At some level, the idea that not all of the expressed values of Cryptocurrencies are true is valid. In other words, the prices per coin that you see are not really the prices you should see. Related to this, a question that a lot of Crypto insiders and outsiders have been asking, especially during this bear market, is: what factors are influencing the trend of artificial values in coins beyond mere market volatility?
In another sense, we could ask: what is propping up coins that do not really have any intrinsic value or actual platforms? Today, Coindesk suggested the answer could be that it is hard to establish short positions on Cryptocurrencies.

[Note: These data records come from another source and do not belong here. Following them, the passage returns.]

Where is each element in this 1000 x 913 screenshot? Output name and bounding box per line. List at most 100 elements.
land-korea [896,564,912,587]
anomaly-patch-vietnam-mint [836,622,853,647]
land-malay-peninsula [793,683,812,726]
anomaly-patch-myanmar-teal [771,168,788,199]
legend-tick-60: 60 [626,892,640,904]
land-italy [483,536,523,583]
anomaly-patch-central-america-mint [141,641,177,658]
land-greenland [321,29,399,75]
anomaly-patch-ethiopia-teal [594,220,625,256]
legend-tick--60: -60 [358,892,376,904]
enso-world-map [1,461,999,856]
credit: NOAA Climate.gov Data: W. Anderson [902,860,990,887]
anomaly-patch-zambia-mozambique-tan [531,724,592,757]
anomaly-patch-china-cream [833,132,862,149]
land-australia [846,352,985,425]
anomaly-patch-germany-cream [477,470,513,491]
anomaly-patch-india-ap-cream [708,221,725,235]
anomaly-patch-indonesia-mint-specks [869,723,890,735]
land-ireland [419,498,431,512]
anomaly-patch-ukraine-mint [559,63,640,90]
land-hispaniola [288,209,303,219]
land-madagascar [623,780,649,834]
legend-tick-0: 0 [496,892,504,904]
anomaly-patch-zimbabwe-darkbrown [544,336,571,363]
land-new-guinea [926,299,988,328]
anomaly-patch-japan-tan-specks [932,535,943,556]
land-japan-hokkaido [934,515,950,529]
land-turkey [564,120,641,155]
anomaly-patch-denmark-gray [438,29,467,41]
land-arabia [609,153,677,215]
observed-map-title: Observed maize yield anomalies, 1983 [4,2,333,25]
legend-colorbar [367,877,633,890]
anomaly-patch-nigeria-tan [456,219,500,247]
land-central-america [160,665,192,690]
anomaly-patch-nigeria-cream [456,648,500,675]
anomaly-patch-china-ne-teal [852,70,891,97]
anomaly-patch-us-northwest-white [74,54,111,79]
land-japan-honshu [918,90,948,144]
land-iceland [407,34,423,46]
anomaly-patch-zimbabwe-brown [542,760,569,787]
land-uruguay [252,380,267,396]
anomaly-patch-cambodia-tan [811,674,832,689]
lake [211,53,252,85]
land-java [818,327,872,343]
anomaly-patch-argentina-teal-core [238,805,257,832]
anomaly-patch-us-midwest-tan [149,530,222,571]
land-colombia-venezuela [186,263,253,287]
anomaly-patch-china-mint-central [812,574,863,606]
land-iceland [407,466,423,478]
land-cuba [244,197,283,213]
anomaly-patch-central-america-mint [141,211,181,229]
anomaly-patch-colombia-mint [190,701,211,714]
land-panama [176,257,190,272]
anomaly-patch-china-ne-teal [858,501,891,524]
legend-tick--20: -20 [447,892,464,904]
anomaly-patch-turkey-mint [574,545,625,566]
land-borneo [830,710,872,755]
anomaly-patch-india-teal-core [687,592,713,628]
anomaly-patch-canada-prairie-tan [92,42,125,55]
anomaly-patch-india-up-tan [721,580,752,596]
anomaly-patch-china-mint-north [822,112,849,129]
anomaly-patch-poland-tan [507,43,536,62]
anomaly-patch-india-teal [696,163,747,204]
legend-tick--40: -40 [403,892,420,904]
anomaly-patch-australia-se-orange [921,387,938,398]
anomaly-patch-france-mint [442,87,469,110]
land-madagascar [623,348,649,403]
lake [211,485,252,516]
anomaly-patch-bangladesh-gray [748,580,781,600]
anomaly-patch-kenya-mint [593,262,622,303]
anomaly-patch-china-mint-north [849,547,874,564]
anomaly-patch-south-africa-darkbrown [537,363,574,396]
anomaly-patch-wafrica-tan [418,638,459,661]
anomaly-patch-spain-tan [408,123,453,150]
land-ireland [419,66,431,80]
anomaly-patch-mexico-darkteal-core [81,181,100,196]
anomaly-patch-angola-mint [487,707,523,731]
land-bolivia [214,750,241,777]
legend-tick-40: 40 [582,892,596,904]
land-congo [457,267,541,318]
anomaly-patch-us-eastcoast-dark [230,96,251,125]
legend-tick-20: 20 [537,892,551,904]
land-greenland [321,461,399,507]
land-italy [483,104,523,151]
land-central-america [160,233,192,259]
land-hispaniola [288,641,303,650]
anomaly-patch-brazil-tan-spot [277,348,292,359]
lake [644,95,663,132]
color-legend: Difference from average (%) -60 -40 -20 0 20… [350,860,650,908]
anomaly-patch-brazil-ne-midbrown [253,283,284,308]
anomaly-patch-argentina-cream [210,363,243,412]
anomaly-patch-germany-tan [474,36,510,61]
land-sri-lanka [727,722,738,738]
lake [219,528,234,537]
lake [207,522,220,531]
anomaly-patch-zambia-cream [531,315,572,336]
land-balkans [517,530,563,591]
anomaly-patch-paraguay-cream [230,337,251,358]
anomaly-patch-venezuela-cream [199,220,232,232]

Backing up their claim is research from Dr. Wang Chun Wei, who published a study last month on the option of reselling Cryptocurrencies and what influences that option. In it, Dr. Wei appears to have concluded that since he found a clear correlation between mispricing and what are commonly called heterogeneous beliefs, he also found that this supported the idea that most cryptocurrencies trade above their real values. While his language is a bit convoluted for the average person to understand, Coindesk’s article attempts to break down the research further. Through doing so, the article reminds reads that Dr. Wei is already known for concluding that Tether does not seem to truly have an impact on Bitcoin’s price swings, contrary to other research on the subject. Thus, it may seem confusing to some of you how he can conclude on one hand that Cryptocurrencies commonly show artificial value, while seeming to conclude on the other hand that Tether does not really create artificial value. If you are one of these people, then you are not off-base in thinking in this way.
While we will not speculate on Wei’s motivations in this fashion, based on the evidence at hand, we can conclude that there might be little correlation between his research. The reason behind this is simple. Wei and Coindesk point out that his newest research was based on coins that most people would consider to have “shady reputations.”
Perhaps, due to its market value, Tether just does not fit that bill, as of yet.